DEMONSTRATING INSURERS’ TRUSTWORTHINESS…. Insurance giant WellPoint Inc. — the company planning double-digit rate hikes for customers — made a compelling promise a few years ago. Shortly after Democrats reclaimed the congressional majority, the insurer announced that it would use its charitable foundation to invest $30 million over three years as part of a “comprehensive plan to help address the growing ranks of the uninsured.”
That was three years ago. How’s that promise working out? Not especially well.
[A]ccording to tax filings, company promotional material and former executives familiar with the initiative, WellPoint never came close to fulfilling that pledge. […]
However, WellPoint’s public records indicate that from 2007 to 2009 the foundation gave less than $6.2 million in grants targeted specifically at helping uninsured Americans get access to coverage and care — barely one-fifth of what was promised and just 11% of the charity’s total giving over the last three years.
“It was just not something that the company really wanted to do,” said one former executive, who, like others interviewed for this story, asked not to be identified out of concern that discussing WellPoint could have adverse career consequences. “So it went by the wayside.”

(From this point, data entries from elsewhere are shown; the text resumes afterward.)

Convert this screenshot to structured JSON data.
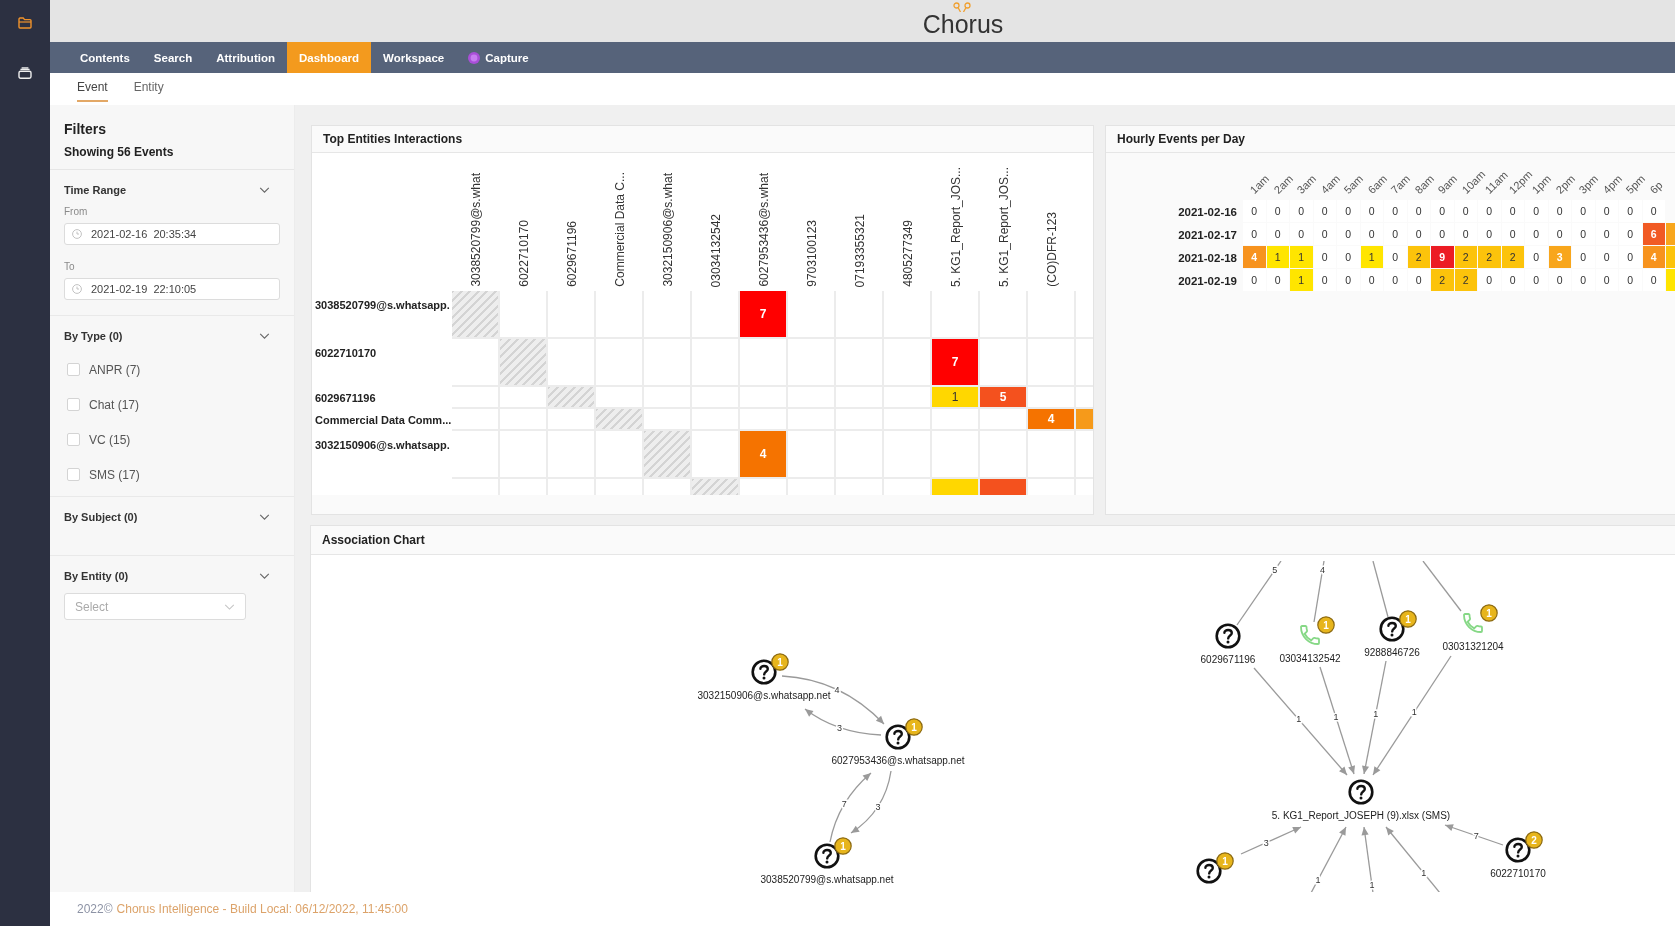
{
  "sidebar": {
    "items": [
      {
        "selected": true
      },
      {
        "selected": false
      }
    ]
  },
  "header": {
    "logo": "Chorus"
  },
  "nav": {
    "items": [
      {
        "label": "Contents",
        "kind": "plain",
        "selected": false
      },
      {
        "label": "Search",
        "kind": "plain",
        "selected": false
      },
      {
        "label": "Attribution",
        "kind": "plain",
        "selected": false
      },
      {
        "label": "Dashboard",
        "kind": "plain",
        "selected": true
      },
      {
        "label": "Workspace",
        "kind": "plain",
        "selected": false
      },
      {
        "label": "Capture",
        "kind": "icon",
        "selected": false
      }
    ]
  },
  "subtabs": [
    {
      "label": "Event",
      "selected": true
    },
    {
      "label": "Entity",
      "selected": false
    }
  ],
  "filters": {
    "title": "Filters",
    "summary": "Showing 56 Events",
    "sections": [
      {
        "kind": "time",
        "title": "Time Range",
        "from_label": "From",
        "from_value": "2021-02-16  20:35:34",
        "to_label": "To",
        "to_value": "2021-02-19  22:10:05"
      },
      {
        "kind": "checklist",
        "title": "By Type (0)",
        "options": [
          {
            "label": "ANPR (7)",
            "checked": false
          },
          {
            "label": "Chat (17)",
            "checked": false
          },
          {
            "label": "VC (15)",
            "checked": false
          },
          {
            "label": "SMS (17)",
            "checked": false
          }
        ]
      },
      {
        "kind": "empty",
        "title": "By Subject (0)"
      },
      {
        "kind": "select",
        "title": "By Entity (0)",
        "placeholder": "Select"
      }
    ]
  },
  "top_entities": {
    "title": "Top Entities Interactions",
    "columns": [
      "3038520799@s.what",
      "6022710170",
      "6029671196",
      "Commercial Data C...",
      "3032150906@s.what",
      "03034132542",
      "6027953436@s.what",
      "9703100123",
      "07193355321",
      "4805277349",
      "5. KG1_Report_JOS...",
      "5. KG1_Report_JOS...",
      "(CO)DFR-123"
    ],
    "rows": [
      {
        "label": "3038520799@s.whatsapp.",
        "kind": "tall",
        "cells": [
          {
            "kind": "self"
          },
          {
            "kind": "blank"
          },
          {
            "kind": "blank"
          },
          {
            "kind": "blank"
          },
          {
            "kind": "blank"
          },
          {
            "kind": "blank"
          },
          {
            "kind": "count",
            "value": "7",
            "color": "#ff0000"
          },
          {
            "kind": "blank"
          },
          {
            "kind": "blank"
          },
          {
            "kind": "blank"
          },
          {
            "kind": "blank"
          },
          {
            "kind": "blank"
          },
          {
            "kind": "blank"
          },
          {
            "kind": "blank"
          }
        ]
      },
      {
        "label": "6022710170",
        "kind": "tall",
        "cells": [
          {
            "kind": "blank"
          },
          {
            "kind": "self"
          },
          {
            "kind": "blank"
          },
          {
            "kind": "blank"
          },
          {
            "kind": "blank"
          },
          {
            "kind": "blank"
          },
          {
            "kind": "blank"
          },
          {
            "kind": "blank"
          },
          {
            "kind": "blank"
          },
          {
            "kind": "blank"
          },
          {
            "kind": "count",
            "value": "7",
            "color": "#ff0000"
          },
          {
            "kind": "blank"
          },
          {
            "kind": "blank"
          },
          {
            "kind": "blank"
          }
        ]
      },
      {
        "label": "6029671196",
        "kind": "short",
        "cells": [
          {
            "kind": "blank"
          },
          {
            "kind": "blank"
          },
          {
            "kind": "self"
          },
          {
            "kind": "blank"
          },
          {
            "kind": "blank"
          },
          {
            "kind": "blank"
          },
          {
            "kind": "blank"
          },
          {
            "kind": "blank"
          },
          {
            "kind": "blank"
          },
          {
            "kind": "blank"
          },
          {
            "kind": "count",
            "value": "1",
            "color": "#ffd700"
          },
          {
            "kind": "count",
            "value": "5",
            "color": "#f4511e"
          },
          {
            "kind": "blank"
          },
          {
            "kind": "blank"
          }
        ]
      },
      {
        "label": "Commercial Data Comm...",
        "kind": "short",
        "cells": [
          {
            "kind": "blank"
          },
          {
            "kind": "blank"
          },
          {
            "kind": "blank"
          },
          {
            "kind": "self"
          },
          {
            "kind": "blank"
          },
          {
            "kind": "blank"
          },
          {
            "kind": "blank"
          },
          {
            "kind": "blank"
          },
          {
            "kind": "blank"
          },
          {
            "kind": "blank"
          },
          {
            "kind": "blank"
          },
          {
            "kind": "blank"
          },
          {
            "kind": "count",
            "value": "4",
            "color": "#f57300"
          },
          {
            "kind": "count",
            "color": "#f69a1a"
          }
        ]
      },
      {
        "label": "3032150906@s.whatsapp.",
        "kind": "tall",
        "cells": [
          {
            "kind": "blank"
          },
          {
            "kind": "blank"
          },
          {
            "kind": "blank"
          },
          {
            "kind": "blank"
          },
          {
            "kind": "self"
          },
          {
            "kind": "blank"
          },
          {
            "kind": "count",
            "value": "4",
            "color": "#f57300"
          },
          {
            "kind": "blank"
          },
          {
            "kind": "blank"
          },
          {
            "kind": "blank"
          },
          {
            "kind": "blank"
          },
          {
            "kind": "blank"
          },
          {
            "kind": "blank"
          },
          {
            "kind": "blank"
          }
        ]
      },
      {
        "kind": "tall",
        "cells": [
          {
            "kind": "blank"
          },
          {
            "kind": "blank"
          },
          {
            "kind": "blank"
          },
          {
            "kind": "blank"
          },
          {
            "kind": "blank"
          },
          {
            "kind": "self"
          },
          {
            "kind": "blank"
          },
          {
            "kind": "blank"
          },
          {
            "kind": "blank"
          },
          {
            "kind": "blank"
          },
          {
            "kind": "count",
            "color": "#ffd700"
          },
          {
            "kind": "count",
            "color": "#f4511e"
          },
          {
            "kind": "blank"
          },
          {
            "kind": "blank"
          }
        ]
      }
    ]
  },
  "hourly_events": {
    "title": "Hourly Events per Day",
    "columns": [
      "1am",
      "2am",
      "3am",
      "4am",
      "5am",
      "6am",
      "7am",
      "8am",
      "9am",
      "10am",
      "11am",
      "12pm",
      "1pm",
      "2pm",
      "3pm",
      "4pm",
      "5pm",
      "6p"
    ],
    "rows": [
      {
        "date": "2021-02-16",
        "cells": [
          {
            "value": "0"
          },
          {
            "value": "0"
          },
          {
            "value": "0"
          },
          {
            "value": "0"
          },
          {
            "value": "0"
          },
          {
            "value": "0"
          },
          {
            "value": "0"
          },
          {
            "value": "0"
          },
          {
            "value": "0"
          },
          {
            "value": "0"
          },
          {
            "value": "0"
          },
          {
            "value": "0"
          },
          {
            "value": "0"
          },
          {
            "value": "0"
          },
          {
            "value": "0"
          },
          {
            "value": "0"
          },
          {
            "value": "0"
          },
          {
            "value": "0"
          }
        ]
      },
      {
        "date": "2021-02-17",
        "cells": [
          {
            "value": "0"
          },
          {
            "value": "0"
          },
          {
            "value": "0"
          },
          {
            "value": "0"
          },
          {
            "value": "0"
          },
          {
            "value": "0"
          },
          {
            "value": "0"
          },
          {
            "value": "0"
          },
          {
            "value": "0"
          },
          {
            "value": "0"
          },
          {
            "value": "0"
          },
          {
            "value": "0"
          },
          {
            "value": "0"
          },
          {
            "value": "0"
          },
          {
            "value": "0"
          },
          {
            "value": "0"
          },
          {
            "value": "0"
          },
          {
            "value": "6",
            "color": "#f15a24"
          },
          {
            "color": "#f8a61c"
          }
        ]
      },
      {
        "date": "2021-02-18",
        "cells": [
          {
            "value": "4",
            "color": "#f7931e"
          },
          {
            "value": "1",
            "color": "#ffe500"
          },
          {
            "value": "1",
            "color": "#ffe500"
          },
          {
            "value": "0"
          },
          {
            "value": "0"
          },
          {
            "value": "1",
            "color": "#ffe500"
          },
          {
            "value": "0"
          },
          {
            "value": "2",
            "color": "#fcc30b"
          },
          {
            "value": "9",
            "color": "#ec1c24"
          },
          {
            "value": "2",
            "color": "#fcc30b"
          },
          {
            "value": "2",
            "color": "#fcc30b"
          },
          {
            "value": "2",
            "color": "#fcc30b"
          },
          {
            "value": "0"
          },
          {
            "value": "3",
            "color": "#f8a61c"
          },
          {
            "value": "0"
          },
          {
            "value": "0"
          },
          {
            "value": "0"
          },
          {
            "value": "4",
            "color": "#f7931e"
          },
          {
            "color": "#fcc30b"
          }
        ]
      },
      {
        "date": "2021-02-19",
        "cells": [
          {
            "value": "0"
          },
          {
            "value": "0"
          },
          {
            "value": "1",
            "color": "#ffe500"
          },
          {
            "value": "0"
          },
          {
            "value": "0"
          },
          {
            "value": "0"
          },
          {
            "value": "0"
          },
          {
            "value": "0"
          },
          {
            "value": "2",
            "color": "#fcc30b"
          },
          {
            "value": "2",
            "color": "#fcc30b"
          },
          {
            "value": "0"
          },
          {
            "value": "0"
          },
          {
            "value": "0"
          },
          {
            "value": "0"
          },
          {
            "value": "0"
          },
          {
            "value": "0"
          },
          {
            "value": "0"
          },
          {
            "value": "0"
          },
          {
            "color": "#ffe500"
          }
        ]
      }
    ]
  },
  "association_chart": {
    "title": "Association Chart",
    "nodes": [
      {
        "kind": "unknown",
        "label": "3032150906@s.whatsapp.net",
        "badge": "1"
      },
      {
        "kind": "unknown",
        "label": "6027953436@s.whatsapp.net",
        "badge": "1"
      },
      {
        "kind": "unknown",
        "label": "3038520799@s.whatsapp.net",
        "badge": "1"
      },
      {
        "kind": "unknown",
        "label": "6029671196"
      },
      {
        "kind": "phone",
        "label": "03034132542",
        "badge": "1"
      },
      {
        "kind": "unknown",
        "label": "9288846726",
        "badge": "1"
      },
      {
        "kind": "phone",
        "label": "03031321204",
        "badge": "1"
      },
      {
        "kind": "unknown",
        "label": "5. KG1_Report_JOSEPH (9).xlsx (SMS)"
      },
      {
        "kind": "unknown",
        "badge": "1"
      },
      {
        "kind": "unknown",
        "label": "6022710170",
        "badge": "2"
      }
    ],
    "edges": [
      {
        "kind": "arrow",
        "label": "4"
      },
      {
        "kind": "arrow",
        "label": "3"
      },
      {
        "kind": "arrow",
        "label": "7"
      },
      {
        "kind": "arrow",
        "label": "3"
      },
      {
        "kind": "line",
        "label": "5"
      },
      {
        "kind": "line",
        "label": "4"
      },
      {
        "kind": "line"
      },
      {
        "kind": "line"
      },
      {
        "kind": "arrow",
        "label": "1"
      },
      {
        "kind": "arrow",
        "label": "1"
      },
      {
        "kind": "arrow",
        "label": "1"
      },
      {
        "kind": "arrow",
        "label": "1"
      },
      {
        "kind": "arrow",
        "label": "3"
      },
      {
        "kind": "arrow",
        "label": "7"
      },
      {
        "kind": "arrow",
        "label": "1"
      },
      {
        "kind": "arrow",
        "label": "1"
      },
      {
        "kind": "arrow",
        "label": "1"
      }
    ]
  },
  "footer": {
    "copyright": "2022©",
    "build": "Chorus Intelligence - Build Local: 06/12/2022, 11:45:00"
  }
}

A company spokesperson said the company fulfilled its pledge, despite evidence to the contrary. Asked for an explanation the spokesperson said the reporting process is “complicated,” but as the LAT added, “she declined to provide details.”
Keep in mind, it’s not that WellPoint was hurting for cash — it’s enjoyed steady profits over the three-year period — it’s just that it apparently didn’t feel like helping the uninsured as much as it pledged to.
Kevin Drum asked some reasonable questions: “Why bother reneging on this promise? Are they trying to confirm that they’re the scumbags everyone thinks they are? Or did they just not figure that anyone would ever follow up on this?”
This doesn’t have to be an either/or situation.